Let us denote a program that performs phylogenetic inference as P. The input of P is a set of n aligned sequences S = {S1, S2, ..., S
n
}, and the output is a binary tree T(S). One possible MR is that adding a sequence, Sn+1, would not change the relative structure of the rest of the tree. That is, the trees generated by the source case T(S) and the follow-up case T(S ∪ Sn+1) only differ by one additional leaf node representing Sn+1. For a P that treats each alphabet independently and equally, we can define another MR: replacing, or permuting, the alphabet of the sequence with one another (for example, A ↦ C, T ↦ A, G ↦ T, C ↦ G) does not change the final structure of the tree. That is, T(S) = T(Permute(S)) where Permute( ) is an alphabet permutation function.
Microarray analysis
Microarray analysis has become an indispensable tool in modern biological and medical research. Many types of analyses are available for analyzing microarray data. They include differential expression (DE) [27], differential variability (DV) [28], hierarchical clustering [29], gene set enrichment analysis [30] and Bayesian network analysis [31]. Due to the difficulty in analyzing the high dimensional input (microarray expression profiles), and often also the high dimensional output (ranked gene list, binary tree, and Bayesian network), the correctness of the implementation is often difficult to verify. In this case, MT technique can be useful.
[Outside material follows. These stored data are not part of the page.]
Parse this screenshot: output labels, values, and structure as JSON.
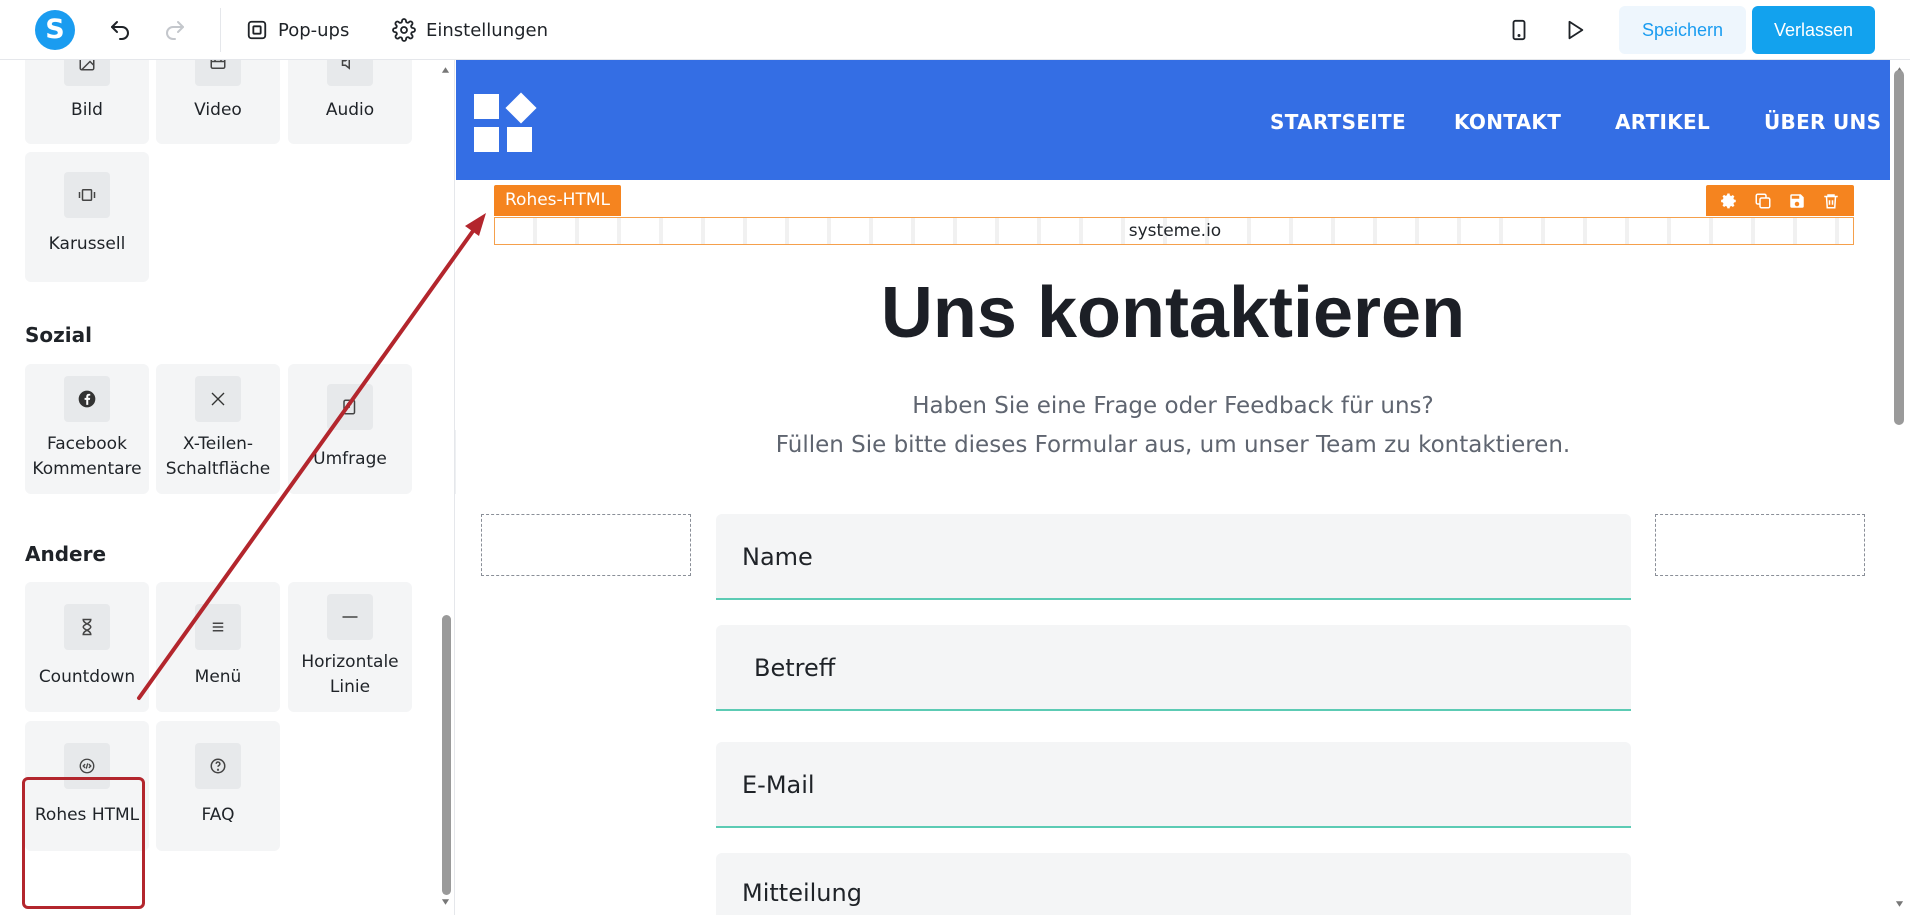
{
  "toolbar": {
    "logo_letter": "S",
    "popups_label": "Pop-ups",
    "settings_label": "Einstellungen",
    "save_label": "Speichern",
    "leave_label": "Verlassen",
    "icons": [
      "undo-icon",
      "redo-icon",
      "mobile-preview-icon",
      "play-preview-icon"
    ]
  },
  "sidebar": {
    "media_tiles": [
      {
        "label": "Bild",
        "icon": "image-icon"
      },
      {
        "label": "Video",
        "icon": "video-icon"
      },
      {
        "label": "Audio",
        "icon": "audio-icon"
      },
      {
        "label": "Karussell",
        "icon": "carousel-icon"
      }
    ],
    "social_title": "Sozial",
    "social_tiles": [
      {
        "label_line1": "Facebook",
        "label_line2": "Kommentare",
        "icon": "facebook-icon"
      },
      {
        "label_line1": "X-Teilen-",
        "label_line2": "Schaltfläche",
        "icon": "x-icon"
      },
      {
        "label": "Umfrage",
        "icon": "survey-icon"
      }
    ],
    "other_title": "Andere",
    "other_tiles": [
      {
        "label": "Countdown",
        "icon": "hourglass-icon"
      },
      {
        "label": "Menü",
        "icon": "menu-icon"
      },
      {
        "label_line1": "Horizontale",
        "label_line2": "Linie",
        "icon": "horizontal-line-icon"
      },
      {
        "label": "Rohes HTML",
        "icon": "code-icon"
      },
      {
        "label": "FAQ",
        "icon": "question-icon"
      }
    ]
  },
  "canvas": {
    "nav": [
      "STARTSEITE",
      "KONTAKT",
      "ARTIKEL",
      "ÜBER UNS"
    ],
    "raw_html_label": "Rohes-HTML",
    "raw_html_content": "systeme.io",
    "title": "Uns kontaktieren",
    "subtitle_line1": "Haben Sie eine Frage oder Feedback für uns?",
    "subtitle_line2": "Füllen Sie bitte dieses Formular aus, um unser Team zu kontaktieren.",
    "fields": [
      "Name",
      "Betreff",
      "E-Mail",
      "Mitteilung"
    ]
  },
  "colors": {
    "brand_blue": "#1a9cf0",
    "header_blue": "#346ee4",
    "raw_html_orange": "#f5841f",
    "field_underline": "#5ccbb4",
    "highlight_red": "#b3262d"
  }
}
Let us take the identification of DE genes between two sample classes as an example. One simple approach is to use the t-statistics to obtain a P value for each gene based on a two-sided hypothesis, and call the genes with P less than a pre-specified threshold significant DE genes. Since t-statistics is shift independent, we can define a MR that adding a constant value to all values in the input microarray profile does not alter the resulting list of P values. The second MR is that switching the class label of the samples also does not alter the resulting P values as the t-distribution is symmetrical.
Biological database retrieval
Many biomolecular databases are available, and most of them are built to support fast data retrieval and database mining [18, 32–34]. One major challenge is to ensure that we can accurately and efficiently retrieve the desired data item from the database. This is particularly important as we begin to construct large scale gene regulatory networks and metabolic networks using these databases. Invalid retrieval results may lead to a false positive or false negative edges in a reconstructed network. Due to large size of the database, it is generally difficult to test if a search engine can correctly retrieve all data that exactly match a query. A potentially suitable MR is that a query A ∩ B ∩ C should not contain more results than query A ∩ B. Another MR is that executing the query ¬(A ∪ B) should have the same effect as executing the query (¬A) ∩ (¬B). Many more MRs along this line are possible.